Kruger plays three characters in the movie, including Becca’s consoling twin sister, Terry, and Karsh’s A.I. assistant bot, Hunny.

Reading the script, “there seemed to be this enduring love story in the film that was very emotional and touched me profoundly,” the German actress says. Meeting him afterward, “David was very generous in sharing a lot of stories and inspirations for these characters. It made it very personal.”

“Shrouds” helped Kruger to understand the physical torment of losing your soulmate. She wonders how it must have felt for her grandfather, who was married to her grandmother for 70 years before she died.

“The pain of continuing to exist, and not having her body, has new meaning to me,” Kruger, 48, says. “It’s uncomfortable and sad to think about death: the fear of really being gone and not seeing that person again. It’s not something I particularly look forward to.”

‘Shrouds’ director David Cronenberg reflects on his own mortality, legacy

Cronenberg, who is atheist, has long-explored mortality and the unhappy realities of the human body, most recently in his 2022 sci-fi drama “Crimes of the Future.”

British writer Christopher Hitchens once said that “death causes religion,” and “I think that’s the truth,” Cronenberg says. “People can’t face it. It’s very powerful for us to imagine not existing, and so to avoid imagining our own oblivion, we make up stories that say you will not really disappear; that you’ll be in heaven or get reincarnated.”

But ultimately, life is about “accepting the beauty and absurdity of existence. It’s that very beauty that makes it so painful to imagine leaving it.”

Cronenberg has worked steadily for six decades, directing Oscar-nominated films such as “Eastern Promises” and “A History of Violence,” although he himself has never been nominated. The unassuming filmmaker downplays his Hollywood impact, but speaks highly of horror provocateurs Coralie Fargeat (“The Substance”) and Julia Ducournau (“Titane”), both of whom have cited him as a major influence.

“They’re really talented and it’s very sweet. They’re like my cinematic daughters,” Cronenberg says. “The fact that I’ve inspired younger filmmakers is lovely, but it doesn’t pay the bills.”

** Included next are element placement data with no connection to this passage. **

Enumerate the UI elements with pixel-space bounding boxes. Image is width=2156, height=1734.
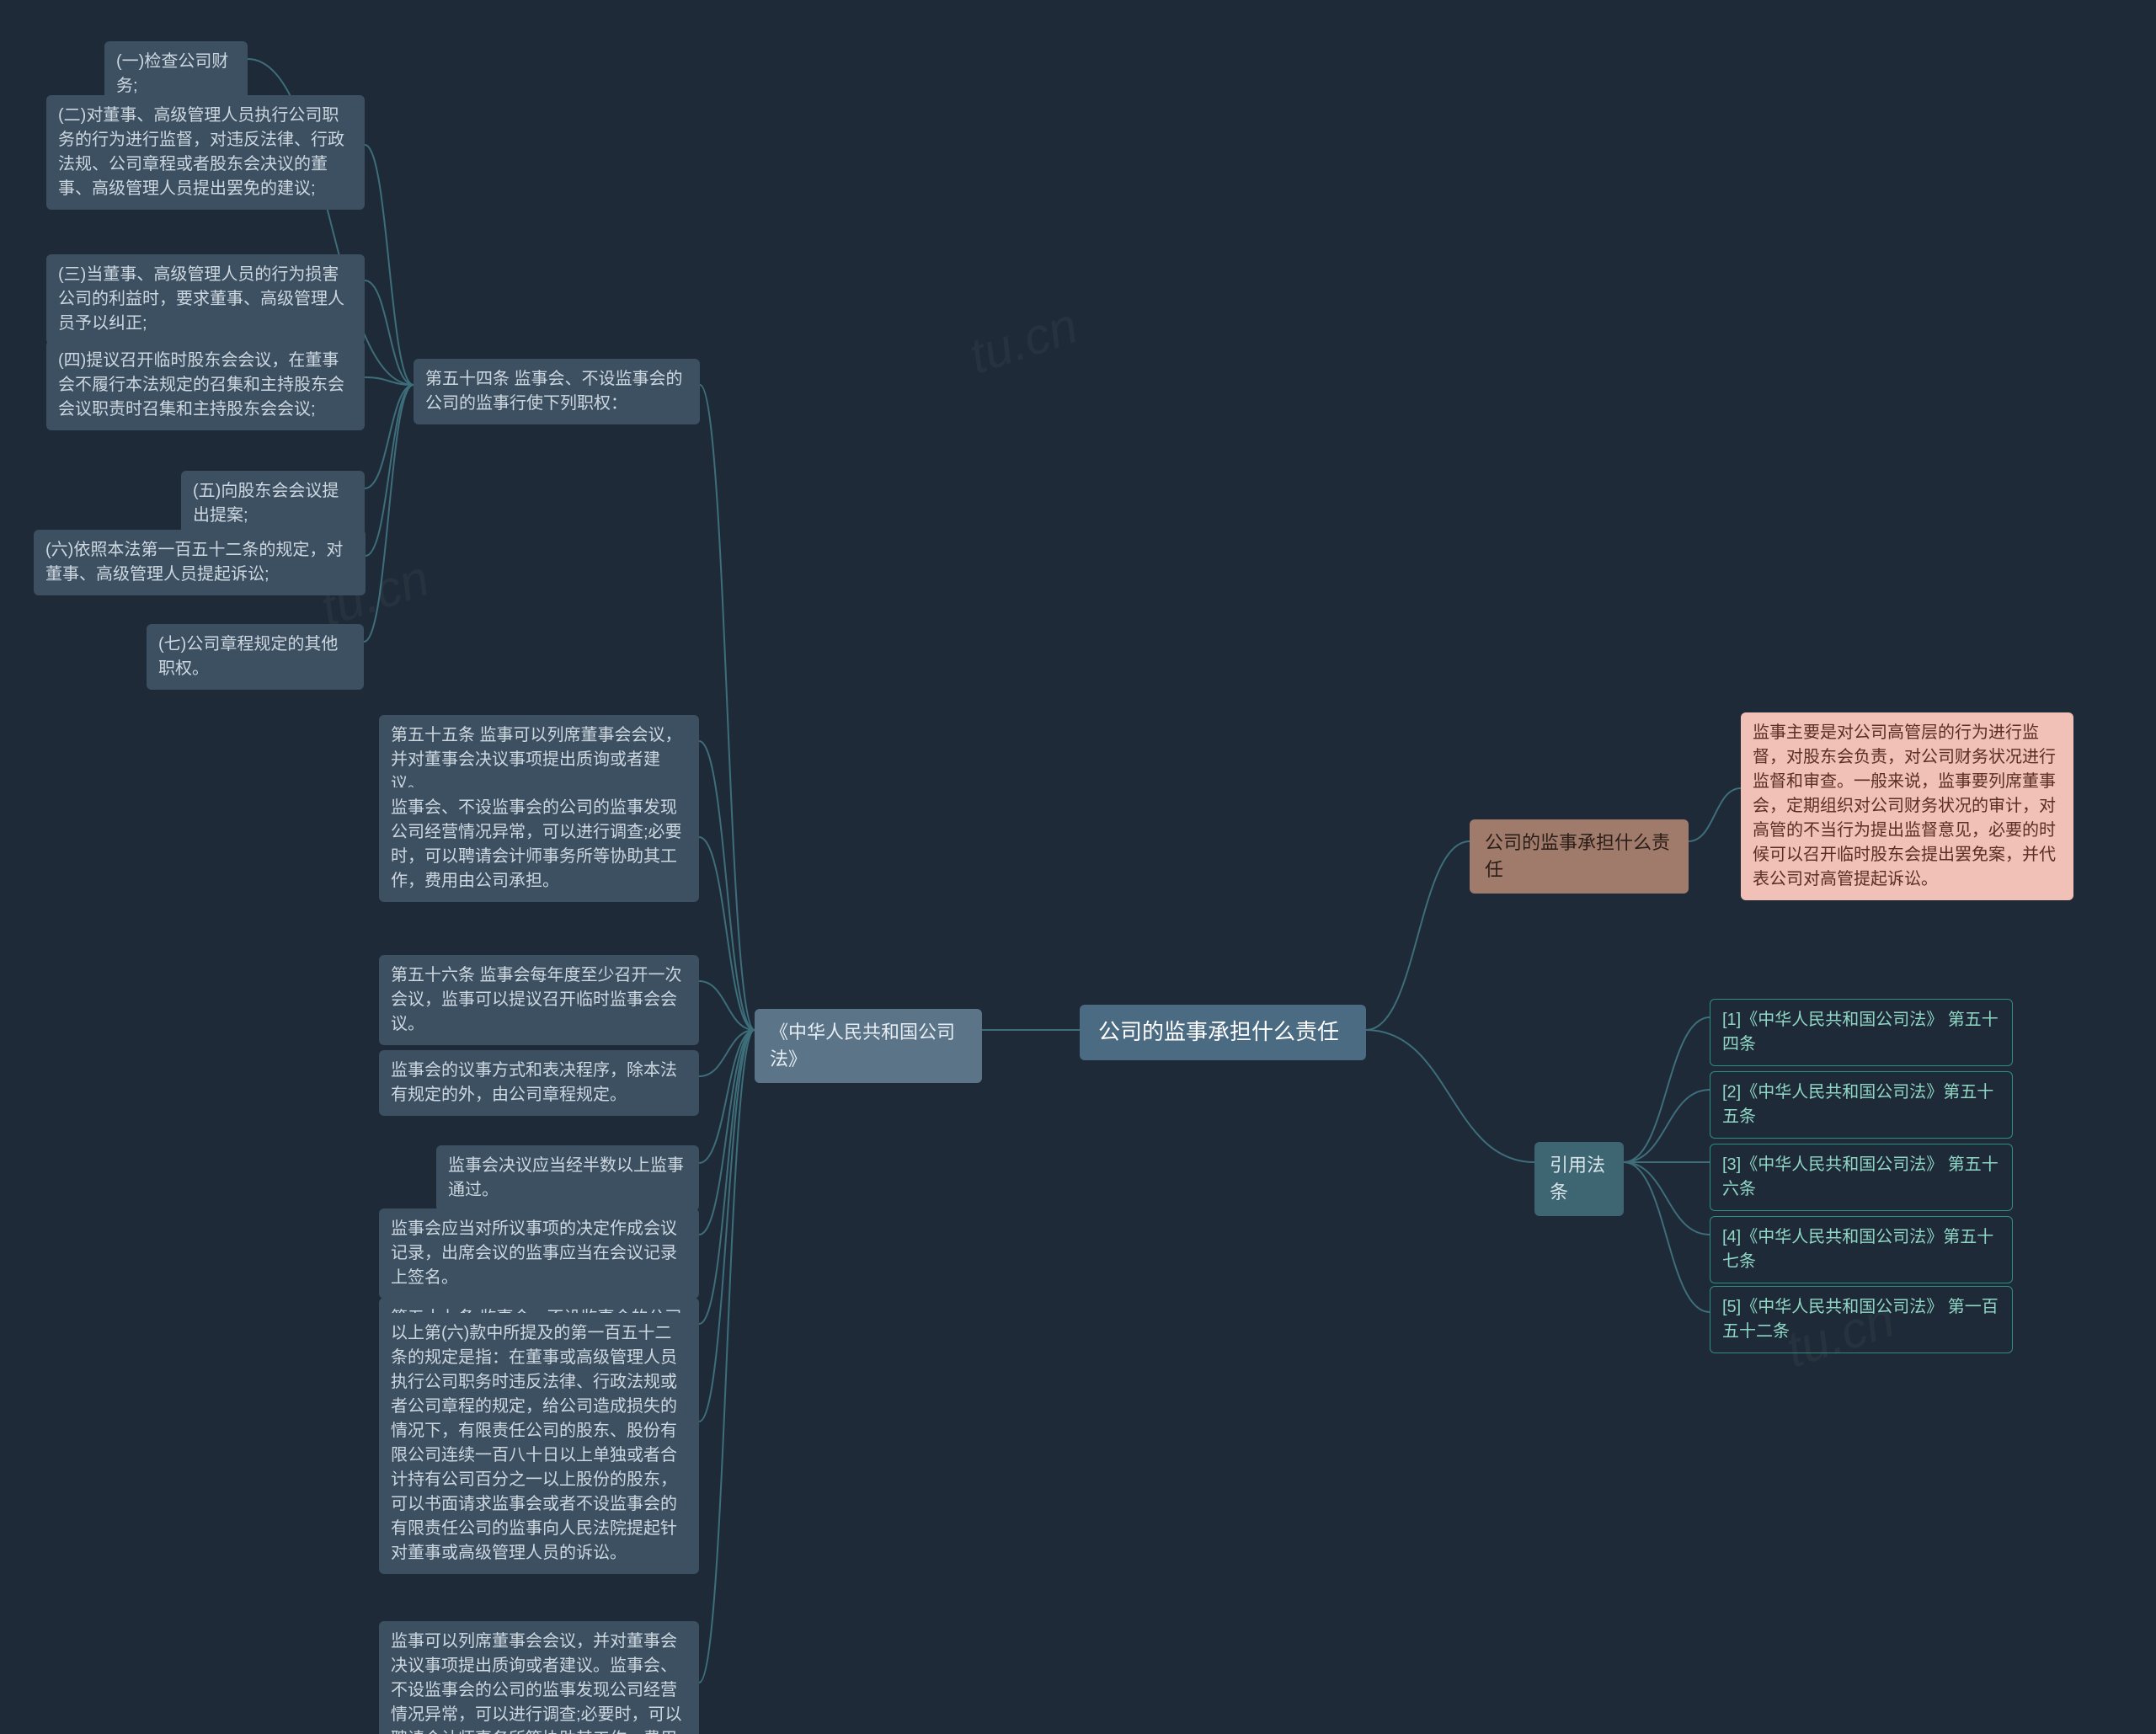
node-l1f: 监事会应当对所议事项的决定作成会议记录，出席会议的监事应当在会议记录上签名。: [379, 1208, 699, 1299]
watermark: tu.cn: [963, 296, 1085, 386]
edge: [365, 145, 414, 385]
node-r2b: [2]《中华人民共和国公司法》第五十五条: [1710, 1071, 2013, 1139]
node-l1i: 监事可以列席董事会会议，并对董事会决议事项提出质询或者建议。监事会、不设监事会的…: [379, 1621, 699, 1734]
edge: [699, 837, 755, 1030]
node-p4: (四)提议召开临时股东会会议，在董事会不履行本法规定的召集和主持股东会会议职责时…: [46, 340, 365, 430]
mindmap-canvas: tu.cntu.cntu.cntu.cn公司的监事承担什么责任公司的监事承担什么…: [0, 0, 2156, 1734]
node-r1: 公司的监事承担什么责任: [1470, 819, 1689, 894]
node-l1d: 监事会的议事方式和表决程序，除本法有规定的外，由公司章程规定。: [379, 1050, 699, 1116]
edge: [365, 377, 414, 385]
node-l1e: 监事会决议应当经半数以上监事通过。: [436, 1145, 699, 1211]
edge: [700, 385, 755, 1030]
edge: [1366, 841, 1470, 1030]
node-r2c: [3]《中华人民共和国公司法》 第五十六条: [1710, 1144, 2013, 1211]
edge: [699, 741, 755, 1030]
node-r1a: 监事主要是对公司高管层的行为进行监督，对股东会负责，对公司财务状况进行监督和审查…: [1741, 712, 2073, 900]
edge: [699, 1030, 755, 1324]
edge: [365, 280, 414, 385]
node-l1c: 第五十六条 监事会每年度至少召开一次会议，监事可以提议召开临时监事会会议。: [379, 955, 699, 1045]
edge: [1624, 1162, 1710, 1235]
node-p5: (五)向股东会会议提出提案;: [181, 471, 365, 536]
node-l1: 《中华人民共和国公司法》: [755, 1009, 982, 1083]
edge: [1366, 1030, 1534, 1162]
edge: [699, 1030, 755, 1163]
edge: [366, 385, 414, 556]
edge: [365, 385, 414, 488]
node-p2: (二)对董事、高级管理人员执行公司职务的行为进行监督，对违反法律、行政法规、公司…: [46, 95, 365, 210]
node-root: 公司的监事承担什么责任: [1080, 1005, 1366, 1060]
edge: [1624, 1090, 1710, 1162]
node-r2e: [5]《中华人民共和国公司法》 第一百五十二条: [1710, 1286, 2013, 1353]
edge: [1624, 1162, 1710, 1312]
node-r2d: [4]《中华人民共和国公司法》第五十七条: [1710, 1216, 2013, 1283]
node-l1b: 监事会、不设监事会的公司的监事发现公司经营情况异常，可以进行调查;必要时，可以聘…: [379, 787, 699, 902]
edge: [699, 1030, 755, 1076]
edge: [699, 1030, 755, 1235]
node-l1h: 以上第(六)款中所提及的第一百五十二条的规定是指：在董事或高级管理人员执行公司职…: [379, 1313, 699, 1574]
edge: [699, 1030, 755, 1683]
node-r2a: [1]《中华人民共和国公司法》 第五十四条: [1710, 999, 2013, 1066]
node-p6: (六)依照本法第一百五十二条的规定，对董事、高级管理人员提起诉讼;: [34, 530, 366, 595]
edge: [699, 981, 755, 1030]
node-l1_54: 第五十四条 监事会、不设监事会的公司的监事行使下列职权：: [414, 359, 700, 424]
node-r2: 引用法条: [1534, 1142, 1624, 1216]
edge: [364, 385, 414, 642]
edge: [1689, 788, 1741, 841]
node-p3: (三)当董事、高级管理人员的行为损害公司的利益时，要求董事、高级管理人员予以纠正…: [46, 254, 365, 344]
node-p7: (七)公司章程规定的其他职权。: [147, 624, 364, 690]
edge: [1624, 1017, 1710, 1162]
edge: [699, 1030, 755, 1422]
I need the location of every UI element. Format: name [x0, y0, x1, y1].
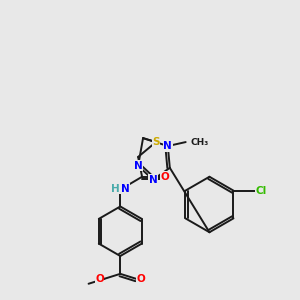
Text: N: N	[148, 175, 157, 185]
Text: CH₃: CH₃	[190, 138, 209, 147]
Text: Cl: Cl	[256, 186, 267, 196]
Text: N: N	[121, 184, 130, 194]
Text: S: S	[152, 137, 160, 147]
Text: O: O	[95, 274, 104, 284]
Text: O: O	[160, 172, 169, 182]
Text: N: N	[134, 161, 142, 171]
Text: H: H	[111, 184, 120, 194]
Text: O: O	[137, 274, 146, 284]
Text: N: N	[164, 141, 172, 151]
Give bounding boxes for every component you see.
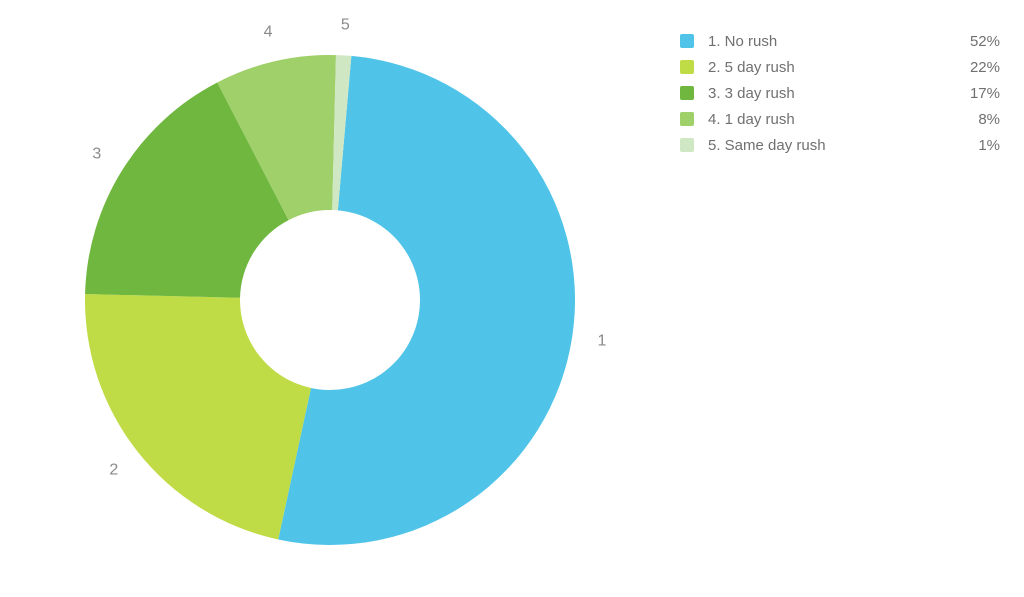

He also has little patience for directors like Quentin Tarantino, who has proclaimed for years that he plans to retire after his 10th and final movie, as a career “mic drop.”

“Who cares? The people who like his films won’t remember which order they were in,” Cronenberg says with a shrug. “Frankly, you’re kidding yourself if you think you’re in control of your legacy. You aren’t.”